Fig. 3 is a front elevational view showing the multi-joint robot of the embodiment of the present invention.

Fig. 4 is a side sectional view showing the pedestal according to the embodiment of the present invention.

Fig. 5 is a view showing a multi-joint robot winding radius of an embodiment of the present invention.

Figure 6 is a perspective view of a conventional multi-joint robot.

Fig. 7 is a view showing a conventional multi-joint robot winding radius.

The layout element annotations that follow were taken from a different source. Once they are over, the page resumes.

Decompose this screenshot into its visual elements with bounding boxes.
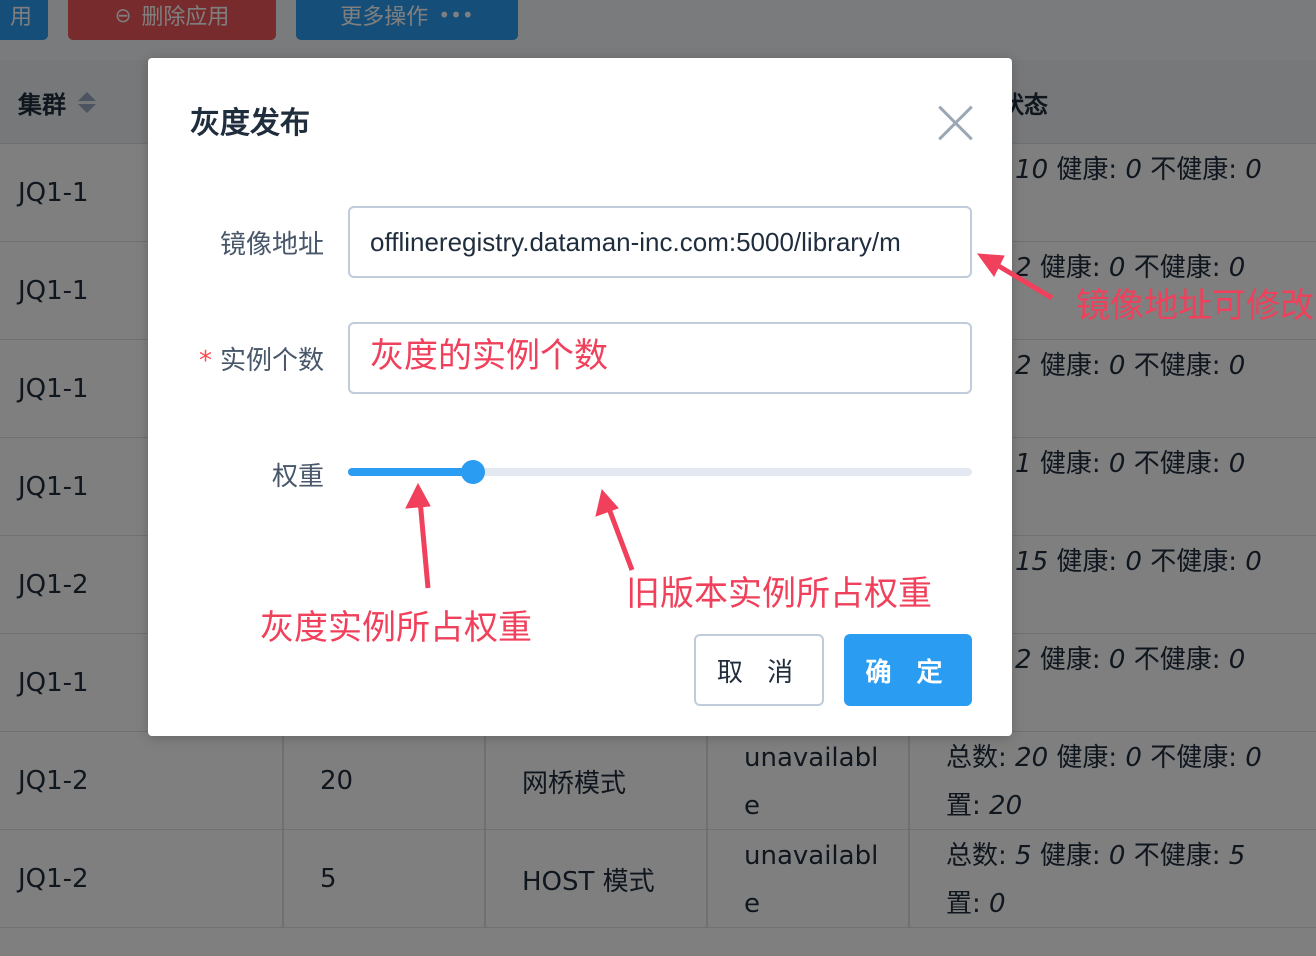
annotation-image-editable: 镜像地址可修改 (1076, 286, 1314, 326)
weight-slider-handle[interactable] (460, 460, 485, 484)
close-icon[interactable] (934, 102, 978, 146)
image-address-label: 镜像地址 (219, 230, 324, 260)
annotation-gray-weight: 灰度实例所占权重 (260, 608, 532, 648)
required-marker: * (198, 346, 212, 376)
cancel-button[interactable]: 取 消 (694, 634, 824, 706)
dialog-title: 灰度发布 (190, 106, 310, 141)
weight-slider-fill (348, 468, 473, 476)
weight-label: 权重 (271, 462, 324, 492)
annotation-old-weight: 旧版本实例所占权重 (626, 574, 932, 614)
image-address-input[interactable]: offlineregistry.dataman-inc.com:5000/lib… (348, 206, 972, 278)
instance-count-input[interactable]: 灰度的实例个数 (348, 322, 972, 394)
weight-slider[interactable] (348, 460, 972, 484)
instance-count-label: * 实例个数 (199, 340, 324, 377)
instance-count-label-text: 实例个数 (219, 346, 324, 376)
confirm-button[interactable]: 确 定 (844, 634, 972, 706)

Fig. 8 is a front elevational view showing a conventional multi-joint robot winding structure.

12‧‧‧ column

13‧‧‧ pedestal

16‧‧‧Post block

31‧‧‧Motor

32‧‧‧ Output shaft

33‧‧‧Motor bearings

34‧‧‧Land

35‧‧‧Input gear bearing

36‧‧‧ input gear

37‧‧‧Differential reducer

38‧‧‧ fixed department

39‧‧‧ Output shaft

40‧‧‧ Output shaft fixing bolt

41‧‧‧Fixed components

42‧‧‧inclined roller bearing

43‧‧‧Fixed components

44‧‧‧Fixed components

45‧‧‧Reducer cover

46‧‧‧With bolts

47‧‧‧ fixing bolts

48‧‧‧Bolts for fixing parts

49‧‧‧ bearing retaining members

50‧‧‧ openings

51‧‧‧Strengthened ribs

Claims (2)

A multi-joint robot is a hand for carrying a load; and is connected to the hand, and has at least two or more rotating joints, and the hand can be expanded and contracted in one direction, and arranged in a vertical direction. a multi-joint arm; a moving mechanism that is mounted on the column to be movable up and down; a support member for connecting the moving mechanism and the multi-joint arm; and a winding at the lower end of the column opposite to the lower end of the column The shaft is formed to be orthogonal to the moving direction of the hand and the direction of the upper and lower sides of the multi-joint arm, and is characterized in that: an output shaft having a reduction gear that winds the pedestal and a first fixing member for fixing the pedestal, a fixing surface of the fixing member and the output shaft of the speed reducer is located between the thickness of the inclined roller bearing of the pedestal disposed outside the support shaft of the pedestal in the radial direction of the reducer, and Fixed to the second fixing member, wherein the outer fixing wheel disposed on the inclined roller bearing is fixed to the base of the base table, The rotary support of the seat is carried out by the inclined roller bearing, and the rotation of the pedestal is performed by the output of the differential reducer, so that even when the reducer is replaced, since the pedestal is supported by the inclined roller bearing, it can be unconstrained Only remove the gear unit. The multi-joint robot according to claim 1, wherein the speed reducer is disposed inside the inner diameter of the inclined roller bearing, and the multi-joint arm and the column and the moving mechanism and the pedestal are In a state in which the inclined roller bearing is wound and supported, the pedestal above the speed reducer includes a speed reducer cover from which the speed reducer can be removed.